Epidemiologic and laboratory evidence indicates that ground beef is a likely source of this outbreak. The government has not identified a single, common supplier of the ground beef. Laboratory testing found the outbreak strain of Salmonella Dublin in repackaged leftover ground beef taken from an ill person’s home in California. In addition, the outbreak strain of Salmonella Dublin has also been identified in six samples of raw beef products from slaughter and processing establishments.

Lawyer Fred Pritzker

If you or a loved one has been diagnosed with Salmonella food poisoning, you can contact attorney Fred Pritzker for help by calling 1-888-377-8900 or 612-338-0202.

Food safety attorney Fred Pritzker, who has represented many clients sickened with Salmonella infections, said, “It is illegal to sell any food that contains enough bacteria to make someone sick. No one should become seriously ill or die because they bought ground beef from a grocery store and cooked it at home.”

In interviews, patients answered questions about the foods they ate the week before they got sick. Of the eight people interviewed, six said they ate ground beef at home. Ill people reported buying ground beef from several stores.

Public health officials are using the PulseNet system to identify people who may be part of this outbreak. Whole genome sequencing of patient isolates fond that they are closely related genetically, which means that the people sickened in this outback are more likely to share a common source of infection.

And once again, this outbreak is a reminder to not eat any ground beef that is not cooked to 160°F, or well done, checked with a food thermometer.
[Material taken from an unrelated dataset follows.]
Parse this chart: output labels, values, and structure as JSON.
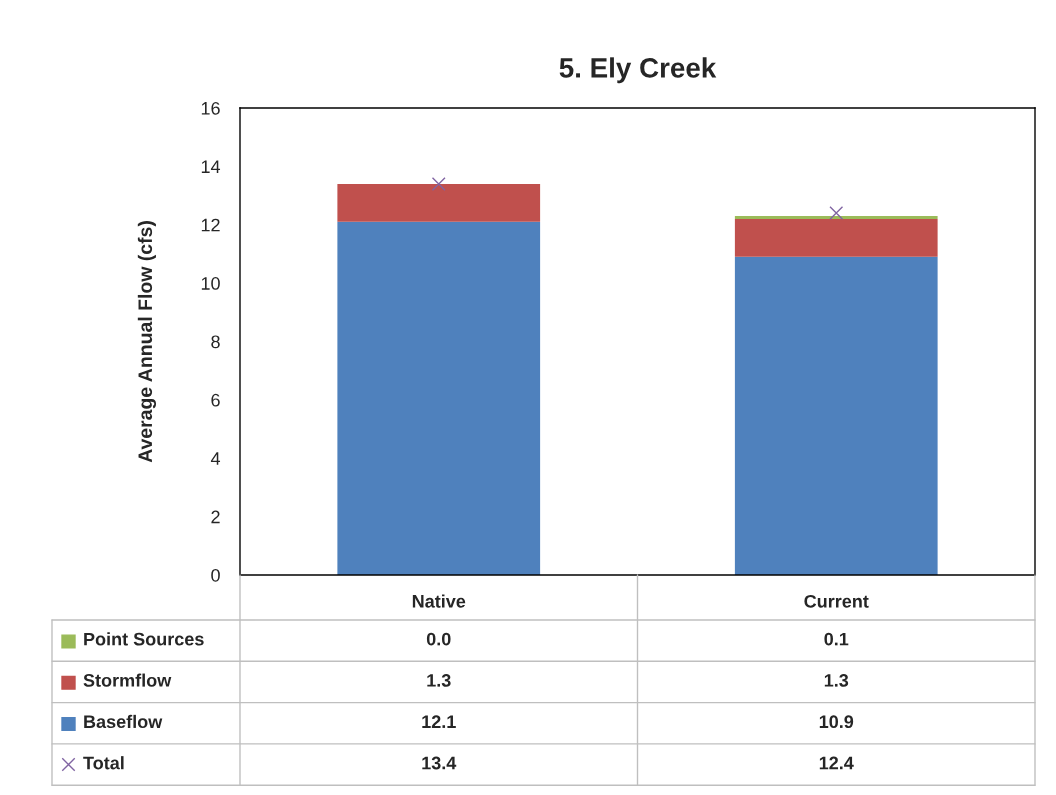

Ground beef, along with other raw meats, should be handled carefully and cooked thoroughly.

Wash your hands thoroughly with soap and water for at least 20 seconds after handling raw meat. Wash items that came into contact with raw meat, such as utensils, countertops, dishes, and cutting boards, with hot, soapy water. Keep raw meats separate from other foods that are eaten raw to avoid cross-contamination.

If you have eaten ground beef and have been ill with the symptoms of Salmonella food poisoning, which includes fever, nausea, vomiting, abdominal cramps, and diarrhea that may be bloody, see your doctor. You may be part of this Salmonella Dublin ground beef outbreak.